Their actions align with their words across time. This is the most reliable indicator there is. Consistency over time is the only real proof of genuine care. Not declarations. Not grand moments. Consistency.
They make space for your actual self. Not the impressive version, not the version that makes them look good, but the full, complicated, imperfect human that you actually are.
Three weeks after that shawarma lunch, Bilal called Moussa on a Friday evening.
He had met a woman through a family introduction, which Moussa had been dismissing as old-fashioned, and something about the way Bilal talked about her was different from how he had talked about anyone before.
He was not performing with excitement.
He was quietly, genuinely happy. "She asked me about my mother within the first conversation," Bilal said. "Not to check a box, she actually wanted to know. She asked follow-up questions. I don't know, Moussa. It felt like she was interested in the actual me."
Moussa sat with that for a long time after the call ended. Interested in the actual him. That phrase opened something. Because somewhere in the "working on himself" years, he had quietly stopped believing that anyone would be genuinely interested in the actual him.

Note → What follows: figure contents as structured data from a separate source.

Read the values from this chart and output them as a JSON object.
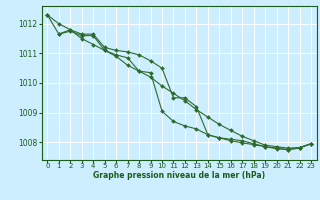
{
  "bg_color": "#cceeff",
  "grid_color": "#ffffff",
  "line_color": "#2d6a2d",
  "marker_color": "#2d6a2d",
  "xlabel": "Graphe pression niveau de la mer (hPa)",
  "xlabel_color": "#1a5c1a",
  "tick_color": "#1a5c1a",
  "ylim": [
    1007.4,
    1012.6
  ],
  "xlim": [
    -0.5,
    23.5
  ],
  "yticks": [
    1008,
    1009,
    1010,
    1011,
    1012
  ],
  "xticks": [
    0,
    1,
    2,
    3,
    4,
    5,
    6,
    7,
    8,
    9,
    10,
    11,
    12,
    13,
    14,
    15,
    16,
    17,
    18,
    19,
    20,
    21,
    22,
    23
  ],
  "series": [
    {
      "x": [
        0,
        1,
        2,
        3,
        4,
        5,
        6,
        7,
        8,
        9,
        10,
        11,
        12,
        13,
        14,
        15,
        16,
        17,
        18,
        19,
        20,
        21,
        22,
        23
      ],
      "y": [
        1012.3,
        1012.0,
        1011.8,
        1011.5,
        1011.3,
        1011.1,
        1010.9,
        1010.6,
        1010.4,
        1010.2,
        1009.9,
        1009.65,
        1009.4,
        1009.1,
        1008.85,
        1008.6,
        1008.4,
        1008.2,
        1008.05,
        1007.9,
        1007.85,
        1007.8,
        1007.82,
        1007.95
      ]
    },
    {
      "x": [
        0,
        1,
        2,
        3,
        4,
        5,
        6,
        7,
        8,
        9,
        10,
        11,
        12,
        13,
        14,
        15,
        16,
        17,
        18,
        19,
        20,
        21,
        22,
        23
      ],
      "y": [
        1012.3,
        1011.65,
        1011.8,
        1011.65,
        1011.65,
        1011.2,
        1011.1,
        1011.05,
        1010.95,
        1010.75,
        1010.5,
        1009.5,
        1009.5,
        1009.2,
        1008.25,
        1008.15,
        1008.1,
        1008.05,
        1007.95,
        1007.85,
        1007.78,
        1007.75,
        1007.82,
        1007.95
      ]
    },
    {
      "x": [
        1,
        2,
        3,
        4,
        5,
        6,
        7,
        8,
        9,
        10,
        11,
        12,
        13,
        14,
        15,
        16,
        17,
        18,
        19,
        20,
        21,
        22,
        23
      ],
      "y": [
        1011.65,
        1011.75,
        1011.6,
        1011.6,
        1011.1,
        1010.95,
        1010.85,
        1010.4,
        1010.35,
        1009.05,
        1008.7,
        1008.55,
        1008.45,
        1008.25,
        1008.15,
        1008.05,
        1007.98,
        1007.92,
        1007.85,
        1007.8,
        1007.75,
        1007.8,
        1007.95
      ]
    }
  ]
}
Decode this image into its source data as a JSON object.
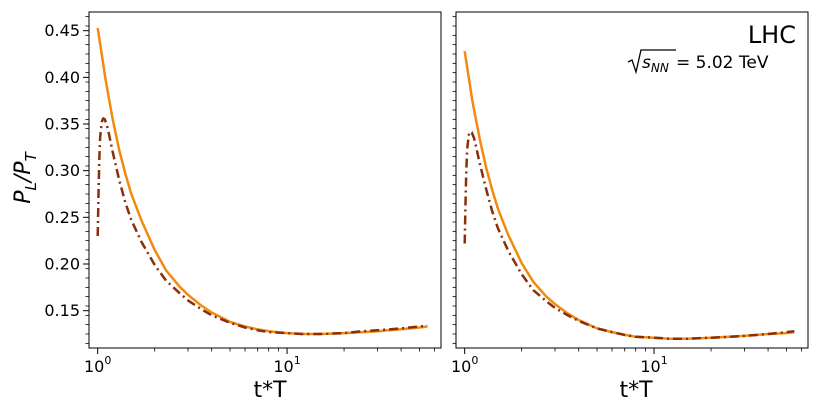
{
  "figure": {
    "ylabel_main": "P",
    "ylabel_sub1": "L",
    "ylabel_mid": "/P",
    "ylabel_sub2": "T",
    "xlabel": "t*T",
    "annotation_title": "LHC",
    "annotation_energy_var": "s",
    "annotation_energy_sub": "NN",
    "annotation_energy_value": " = 5.02 TeV"
  },
  "chart_data": [
    {
      "type": "line",
      "xscale": "log",
      "xlabel": "t*T",
      "ylabel": "P_L/P_T",
      "xlim": [
        0.9,
        65
      ],
      "ylim": [
        0.11,
        0.47
      ],
      "xticks": [
        {
          "value": 1,
          "base": "10",
          "exp": "0"
        },
        {
          "value": 10,
          "base": "10",
          "exp": "1"
        }
      ],
      "yticks": [
        {
          "value": 0.15,
          "label": "0.15"
        },
        {
          "value": 0.2,
          "label": "0.20"
        },
        {
          "value": 0.25,
          "label": "0.25"
        },
        {
          "value": 0.3,
          "label": "0.30"
        },
        {
          "value": 0.35,
          "label": "0.35"
        },
        {
          "value": 0.4,
          "label": "0.40"
        },
        {
          "value": 0.45,
          "label": "0.45"
        }
      ],
      "grid": false,
      "legend": "none",
      "series": [
        {
          "style": "solid",
          "color": "#f28a10",
          "x": [
            1.0,
            1.05,
            1.1,
            1.2,
            1.3,
            1.4,
            1.5,
            1.7,
            2.0,
            2.3,
            2.7,
            3.0,
            3.5,
            4.0,
            5.0,
            6.0,
            7.0,
            8.0,
            10,
            12,
            15,
            20,
            25,
            30,
            40,
            50,
            55
          ],
          "y": [
            0.453,
            0.425,
            0.398,
            0.355,
            0.322,
            0.297,
            0.276,
            0.247,
            0.215,
            0.193,
            0.176,
            0.167,
            0.156,
            0.148,
            0.138,
            0.133,
            0.13,
            0.128,
            0.126,
            0.125,
            0.125,
            0.126,
            0.127,
            0.128,
            0.13,
            0.132,
            0.133
          ]
        },
        {
          "style": "dash-dot",
          "color": "#8b2e0a",
          "x": [
            1.0,
            1.01,
            1.02,
            1.03,
            1.05,
            1.07,
            1.09,
            1.12,
            1.15,
            1.2,
            1.3,
            1.4,
            1.5,
            1.7,
            2.0,
            2.3,
            2.7,
            3.0,
            3.5,
            4.0,
            5.0,
            6.0,
            7.0,
            8.0,
            10,
            12,
            15,
            20,
            25,
            30,
            40,
            50,
            55
          ],
          "y": [
            0.23,
            0.275,
            0.312,
            0.335,
            0.352,
            0.356,
            0.355,
            0.348,
            0.338,
            0.32,
            0.29,
            0.266,
            0.248,
            0.224,
            0.199,
            0.182,
            0.169,
            0.161,
            0.152,
            0.145,
            0.137,
            0.132,
            0.129,
            0.127,
            0.126,
            0.125,
            0.125,
            0.126,
            0.128,
            0.129,
            0.131,
            0.133,
            0.134
          ]
        }
      ]
    },
    {
      "type": "line",
      "xscale": "log",
      "xlabel": "t*T",
      "ylabel": "",
      "xlim": [
        0.9,
        65
      ],
      "ylim": [
        0.11,
        0.47
      ],
      "xticks": [
        {
          "value": 1,
          "base": "10",
          "exp": "0"
        },
        {
          "value": 10,
          "base": "10",
          "exp": "1"
        }
      ],
      "yticks": [],
      "grid": false,
      "legend": "none",
      "series": [
        {
          "style": "solid",
          "color": "#f28a10",
          "x": [
            1.0,
            1.05,
            1.1,
            1.2,
            1.3,
            1.4,
            1.5,
            1.7,
            2.0,
            2.3,
            2.7,
            3.0,
            3.5,
            4.0,
            5.0,
            6.0,
            7.0,
            8.0,
            10,
            12,
            15,
            20,
            25,
            30,
            40,
            50,
            55
          ],
          "y": [
            0.428,
            0.4,
            0.374,
            0.334,
            0.303,
            0.279,
            0.259,
            0.231,
            0.201,
            0.181,
            0.165,
            0.157,
            0.147,
            0.14,
            0.131,
            0.127,
            0.124,
            0.122,
            0.121,
            0.12,
            0.12,
            0.121,
            0.122,
            0.123,
            0.125,
            0.126,
            0.127
          ]
        },
        {
          "style": "dash-dot",
          "color": "#8b2e0a",
          "x": [
            1.0,
            1.01,
            1.02,
            1.03,
            1.05,
            1.07,
            1.09,
            1.12,
            1.15,
            1.2,
            1.3,
            1.4,
            1.5,
            1.7,
            2.0,
            2.3,
            2.7,
            3.0,
            3.5,
            4.0,
            5.0,
            6.0,
            7.0,
            8.0,
            10,
            12,
            15,
            20,
            25,
            30,
            40,
            50,
            55
          ],
          "y": [
            0.222,
            0.265,
            0.3,
            0.322,
            0.338,
            0.342,
            0.341,
            0.335,
            0.325,
            0.308,
            0.28,
            0.256,
            0.238,
            0.214,
            0.189,
            0.172,
            0.16,
            0.153,
            0.145,
            0.139,
            0.131,
            0.127,
            0.124,
            0.122,
            0.121,
            0.12,
            0.12,
            0.121,
            0.122,
            0.123,
            0.125,
            0.127,
            0.128
          ]
        }
      ]
    }
  ]
}
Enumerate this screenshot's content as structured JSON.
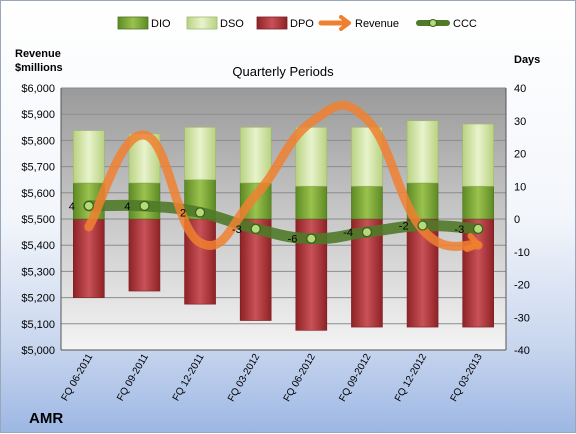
{
  "chart_data": {
    "type": "bar",
    "title": "Quarterly Periods",
    "company": "AMR",
    "left_axis_title": [
      "Revenue",
      "$millions"
    ],
    "right_axis_title": "Days",
    "categories": [
      "FQ 06-2011",
      "FQ 09-2011",
      "FQ 12-2011",
      "FQ 03-2012",
      "FQ 06-2012",
      "FQ 09-2012",
      "FQ 12-2012",
      "FQ 03-2013"
    ],
    "left_ylim": [
      5000,
      6000
    ],
    "left_ticks": [
      "$5,000",
      "$5,100",
      "$5,200",
      "$5,300",
      "$5,400",
      "$5,500",
      "$5,600",
      "$5,700",
      "$5,800",
      "$5,900",
      "$6,000"
    ],
    "right_ylim": [
      -40,
      40
    ],
    "right_ticks": [
      "-40",
      "-30",
      "-20",
      "-10",
      "0",
      "10",
      "20",
      "30",
      "40"
    ],
    "legend_position": "top",
    "series": [
      {
        "name": "DIO",
        "axis": "days",
        "color": "#7fa83a",
        "values": [
          11,
          11,
          12,
          11,
          10,
          10,
          11,
          10
        ]
      },
      {
        "name": "DSO",
        "axis": "days",
        "color": "#d4e6a8",
        "values": [
          16,
          15,
          16,
          17,
          18,
          18,
          19,
          19
        ]
      },
      {
        "name": "DPO",
        "axis": "days",
        "color": "#b03a3e",
        "values": [
          -24,
          -22,
          -26,
          -31,
          -34,
          -33,
          -33,
          -33
        ]
      },
      {
        "name": "Revenue",
        "axis": "revenue",
        "color": "#f08030",
        "values": [
          5470,
          5820,
          5410,
          5590,
          5870,
          5880,
          5460,
          5400
        ]
      },
      {
        "name": "CCC",
        "axis": "days",
        "color": "#4f7a28",
        "values": [
          4,
          4,
          2,
          -3,
          -6,
          -4,
          -2,
          -3
        ],
        "labels": [
          "4",
          "4",
          "2",
          "-3",
          "-6",
          "-4",
          "-2",
          "-3"
        ]
      }
    ]
  }
}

He had been so busy making himself presentable that he had forgotten to remain findable.
The longer the genuine connection is deferred, the more elaborate the reasons for deferring it become.
The brain is remarkably good at constructing justifications for the things we are afraid of. "Not ready yet" becomes "my career is at a critical stage" becomes "I need to sort out my finances first" becomes "I'll think about it next year."
And next year looks exactly like this year, except quieter.
The best time to pursue real love is when you are alive and present enough to actually receive it.
Not when every problem is solved. Not when every wound is fully healed. Not when the conditions are perfect because the conditions will never be perfect, and love that waits for perfect conditions waits forever.
What you need to be is honest. Honest about what you want. Honest about who you are. Honest about the fact that you are a person who deserves to be genuinely loved and genuinely cared for, not as a future reward for sufficient self-improvement, but right now, as you actually are.